Enamelled mugs were set out on the trailer step and the big, blackened enamel tea-pot stood beside them, steam rising gently from its spout. Nell hefted the pot – not without difficulty, for it was heavy – and filled the mugs, then looked around for milk. She had seen a couple of the older boys going off with jugs earlier so she knew it would be somewhere close at hand, keeping cool. It was under the step. Nell picked it up, sloshed some into each mug, then went back to her mother who was wrapping sausages in thick slices of bread and handing them round.

‘Thanks, Mum,’ she said, her mouth watering as her fingers closed round the untidy, delectable sandwich. ‘Is your show all set up?’

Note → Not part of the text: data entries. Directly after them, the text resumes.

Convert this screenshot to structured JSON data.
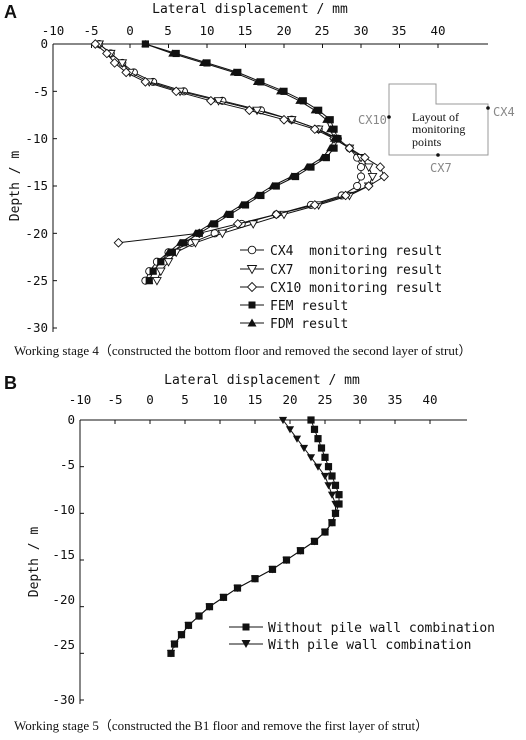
{
  "panels": [
    {
      "letter": "A",
      "caption": "Working stage 4（constructed the bottom floor and removed the second layer of strut）",
      "inset": {
        "title_lines": [
          "Layout of",
          "monitoring",
          "points"
        ],
        "points": [
          "CX10",
          "CX4",
          "CX7"
        ]
      }
    },
    {
      "letter": "B",
      "caption": "Working stage 5（constructed the B1 floor and remove the first layer of strut）"
    }
  ],
  "chart_data": [
    {
      "type": "line",
      "title": "",
      "xlabel": "Lateral displacement / mm",
      "ylabel": "Depth / m",
      "x_ticks": [
        -10,
        -5,
        0,
        5,
        10,
        15,
        20,
        25,
        30,
        35,
        40
      ],
      "y_ticks": [
        0,
        -5,
        -10,
        -15,
        -20,
        -25,
        -30
      ],
      "xlim": [
        -10,
        40
      ],
      "ylim": [
        -30,
        0
      ],
      "x_axis_position": "top",
      "grid": false,
      "legend_position": "bottom-right",
      "series": [
        {
          "name": "CX4  monitoring result",
          "marker": "circle-open",
          "points": [
            [
              -4,
              0
            ],
            [
              -2.5,
              -1
            ],
            [
              -1,
              -2
            ],
            [
              0.5,
              -3
            ],
            [
              3,
              -4
            ],
            [
              7,
              -5
            ],
            [
              12,
              -6
            ],
            [
              17,
              -7
            ],
            [
              21,
              -8
            ],
            [
              24.5,
              -9
            ],
            [
              27,
              -10
            ],
            [
              28.5,
              -11
            ],
            [
              29.5,
              -12
            ],
            [
              30,
              -13
            ],
            [
              30,
              -14
            ],
            [
              29.5,
              -15
            ],
            [
              27.5,
              -16
            ],
            [
              23.5,
              -17
            ],
            [
              19,
              -18
            ],
            [
              14.5,
              -19
            ],
            [
              11,
              -20
            ],
            [
              8,
              -21
            ],
            [
              5,
              -22
            ],
            [
              3.5,
              -23
            ],
            [
              2.5,
              -24
            ],
            [
              2,
              -25
            ]
          ]
        },
        {
          "name": "CX7  monitoring result",
          "marker": "triangle-down-open",
          "points": [
            [
              -4,
              0
            ],
            [
              -2.5,
              -1
            ],
            [
              -1,
              -2
            ],
            [
              0,
              -3
            ],
            [
              2.5,
              -4
            ],
            [
              6.5,
              -5
            ],
            [
              11.5,
              -6
            ],
            [
              16.5,
              -7
            ],
            [
              21,
              -8
            ],
            [
              24.5,
              -9
            ],
            [
              26.5,
              -10
            ],
            [
              28.5,
              -11
            ],
            [
              30,
              -12
            ],
            [
              31,
              -13
            ],
            [
              31.5,
              -14
            ],
            [
              31,
              -15
            ],
            [
              28.5,
              -16
            ],
            [
              24.5,
              -17
            ],
            [
              20,
              -18
            ],
            [
              16,
              -19
            ],
            [
              12,
              -20
            ],
            [
              8.5,
              -21
            ],
            [
              6,
              -22
            ],
            [
              5,
              -23
            ],
            [
              4,
              -24
            ],
            [
              3.5,
              -25
            ]
          ]
        },
        {
          "name": "CX10 monitoring result",
          "marker": "diamond-open",
          "points": [
            [
              -4.5,
              0
            ],
            [
              -3,
              -1
            ],
            [
              -2,
              -2
            ],
            [
              -0.5,
              -3
            ],
            [
              2,
              -4
            ],
            [
              6,
              -5
            ],
            [
              10.5,
              -6
            ],
            [
              15.5,
              -7
            ],
            [
              20,
              -8
            ],
            [
              24,
              -9
            ],
            [
              26.5,
              -10
            ],
            [
              28.5,
              -11
            ],
            [
              30.5,
              -12
            ],
            [
              32.5,
              -13
            ],
            [
              33,
              -14
            ],
            [
              31,
              -15
            ],
            [
              28,
              -16
            ],
            [
              24,
              -17
            ],
            [
              19,
              -18
            ],
            [
              14,
              -19
            ],
            [
              9,
              -20
            ],
            [
              -1.5,
              -21
            ]
          ]
        },
        {
          "name": "FEM result",
          "marker": "square-filled",
          "points": [
            [
              2,
              0
            ],
            [
              6,
              -1
            ],
            [
              10,
              -2
            ],
            [
              14,
              -3
            ],
            [
              17,
              -4
            ],
            [
              20,
              -5
            ],
            [
              22.5,
              -6
            ],
            [
              24.5,
              -7
            ],
            [
              26,
              -8
            ],
            [
              26.5,
              -9
            ],
            [
              27,
              -10
            ],
            [
              26.5,
              -11
            ],
            [
              25.5,
              -12
            ],
            [
              23.5,
              -13
            ],
            [
              21.5,
              -14
            ],
            [
              19,
              -15
            ],
            [
              17,
              -16
            ],
            [
              15,
              -17
            ],
            [
              13,
              -18
            ],
            [
              11,
              -19
            ],
            [
              9,
              -20
            ],
            [
              7,
              -21
            ],
            [
              5.5,
              -22
            ],
            [
              4,
              -23
            ],
            [
              3,
              -24
            ],
            [
              2.5,
              -25
            ]
          ]
        },
        {
          "name": "FDM result",
          "marker": "triangle-up-filled",
          "points": [
            [
              2,
              0
            ],
            [
              5.5,
              -1
            ],
            [
              9.5,
              -2
            ],
            [
              13.5,
              -3
            ],
            [
              16.5,
              -4
            ],
            [
              19.5,
              -5
            ],
            [
              22,
              -6
            ],
            [
              24,
              -7
            ],
            [
              25.5,
              -8
            ],
            [
              26,
              -9
            ],
            [
              26.5,
              -10
            ],
            [
              26,
              -11
            ],
            [
              25,
              -12
            ],
            [
              23,
              -13
            ],
            [
              21,
              -14
            ],
            [
              18.5,
              -15
            ],
            [
              16.5,
              -16
            ],
            [
              14.5,
              -17
            ],
            [
              12.5,
              -18
            ],
            [
              10.5,
              -19
            ],
            [
              8.5,
              -20
            ],
            [
              6.5,
              -21
            ],
            [
              5,
              -22
            ],
            [
              4,
              -23
            ],
            [
              3,
              -24
            ],
            [
              2.5,
              -25
            ]
          ]
        }
      ]
    },
    {
      "type": "line",
      "title": "",
      "xlabel": "Lateral displacement / mm",
      "ylabel": "Depth / m",
      "x_ticks": [
        -10,
        -5,
        0,
        5,
        10,
        15,
        20,
        25,
        30,
        35,
        40
      ],
      "y_ticks": [
        0,
        -5,
        -10,
        -15,
        -20,
        -25,
        -30
      ],
      "xlim": [
        -10,
        40
      ],
      "ylim": [
        -30,
        0
      ],
      "x_axis_position": "top",
      "grid": false,
      "legend_position": "bottom-right",
      "series": [
        {
          "name": "Without pile wall combination",
          "marker": "square-filled",
          "points": [
            [
              23,
              0
            ],
            [
              23.5,
              -1
            ],
            [
              24,
              -2
            ],
            [
              24.5,
              -3
            ],
            [
              25,
              -4
            ],
            [
              25.5,
              -5
            ],
            [
              26,
              -6
            ],
            [
              26.5,
              -7
            ],
            [
              27,
              -8
            ],
            [
              27,
              -9
            ],
            [
              26.5,
              -10
            ],
            [
              26,
              -11
            ],
            [
              25,
              -12
            ],
            [
              23.5,
              -13
            ],
            [
              21.5,
              -14
            ],
            [
              19.5,
              -15
            ],
            [
              17.5,
              -16
            ],
            [
              15,
              -17
            ],
            [
              12.5,
              -18
            ],
            [
              10.5,
              -19
            ],
            [
              8.5,
              -20
            ],
            [
              7,
              -21
            ],
            [
              5.5,
              -22
            ],
            [
              4.5,
              -23
            ],
            [
              3.5,
              -24
            ],
            [
              3,
              -25
            ]
          ]
        },
        {
          "name": "With pile wall combination",
          "marker": "triangle-down-filled",
          "points": [
            [
              19,
              0
            ],
            [
              20,
              -1
            ],
            [
              21,
              -2
            ],
            [
              22,
              -3
            ],
            [
              23,
              -4
            ],
            [
              24,
              -5
            ],
            [
              25,
              -6
            ],
            [
              25.5,
              -7
            ],
            [
              26,
              -8
            ],
            [
              26.5,
              -9
            ],
            [
              26.5,
              -10
            ],
            [
              26,
              -11
            ],
            [
              25,
              -12
            ],
            [
              23.5,
              -13
            ],
            [
              21.5,
              -14
            ],
            [
              19.5,
              -15
            ],
            [
              17.5,
              -16
            ],
            [
              15,
              -17
            ],
            [
              12.5,
              -18
            ],
            [
              10.5,
              -19
            ],
            [
              8.5,
              -20
            ],
            [
              7,
              -21
            ],
            [
              5.5,
              -22
            ],
            [
              4.5,
              -23
            ],
            [
              3.5,
              -24
            ],
            [
              3,
              -25
            ]
          ]
        }
      ]
    }
  ]
}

There wasn’t much to setting up, not in this weather. A fine array of pampas grass and dried bulrushes plus any plants or other foliage which could be cadged or borrowed, wreaths of ivy pulled from the trees and wrapped round the tent-pole and the rail of the enclosure in which Hester and Phillips ‘wrestled’ at every performance, and sand on the ground simulated what Mr Allingham imagined were jungle conditions. Nell was occasionally roped in, to be covered in Cherry Blossom boot polish and dressed in a raffia skirt. She took the money, turned the handle of the gramophone which blared out what Fred Allingham thought of as suitably foreign music, and made chattering noises when she thought of it, which wasn’t often.

‘The tent’s up and the sand’s down, but I could do with a hand, dinnertime,’ her mother admitted. She gestured to where her tent stood with the sign outside proclaiming, ‘See the Snake Woman Wrestle with Venom, the Poisonous Python, Hear the Tale of how She Saved His Life and Tamed Him to her Touch!’

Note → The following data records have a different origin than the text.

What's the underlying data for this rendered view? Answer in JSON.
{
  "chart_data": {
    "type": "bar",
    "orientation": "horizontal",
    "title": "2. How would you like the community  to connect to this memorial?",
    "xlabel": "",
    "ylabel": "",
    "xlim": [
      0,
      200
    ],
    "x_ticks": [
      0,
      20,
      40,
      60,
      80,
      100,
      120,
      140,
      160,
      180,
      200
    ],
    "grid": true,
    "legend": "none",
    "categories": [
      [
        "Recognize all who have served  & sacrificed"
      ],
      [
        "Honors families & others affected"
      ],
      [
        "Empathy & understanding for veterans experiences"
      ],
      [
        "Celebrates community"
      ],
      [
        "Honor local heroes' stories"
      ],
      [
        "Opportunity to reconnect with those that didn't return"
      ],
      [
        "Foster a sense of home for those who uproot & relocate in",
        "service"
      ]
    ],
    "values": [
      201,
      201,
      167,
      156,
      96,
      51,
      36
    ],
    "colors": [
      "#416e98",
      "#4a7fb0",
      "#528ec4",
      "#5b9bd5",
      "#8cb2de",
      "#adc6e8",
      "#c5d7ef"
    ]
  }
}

‘The red lettering is fading in the sun and needs touching up; and I don’t want to put the jungle in until the last minute; the plants flag in this heat.’

‘I bet you and Phillips will flag a bit, too,’ Nell observed, speaking thickly through a mouthful of bread and sausage liberally laced with crispy fried onion. ‘Shall I paint up? Only the boot polish runs in the heat.’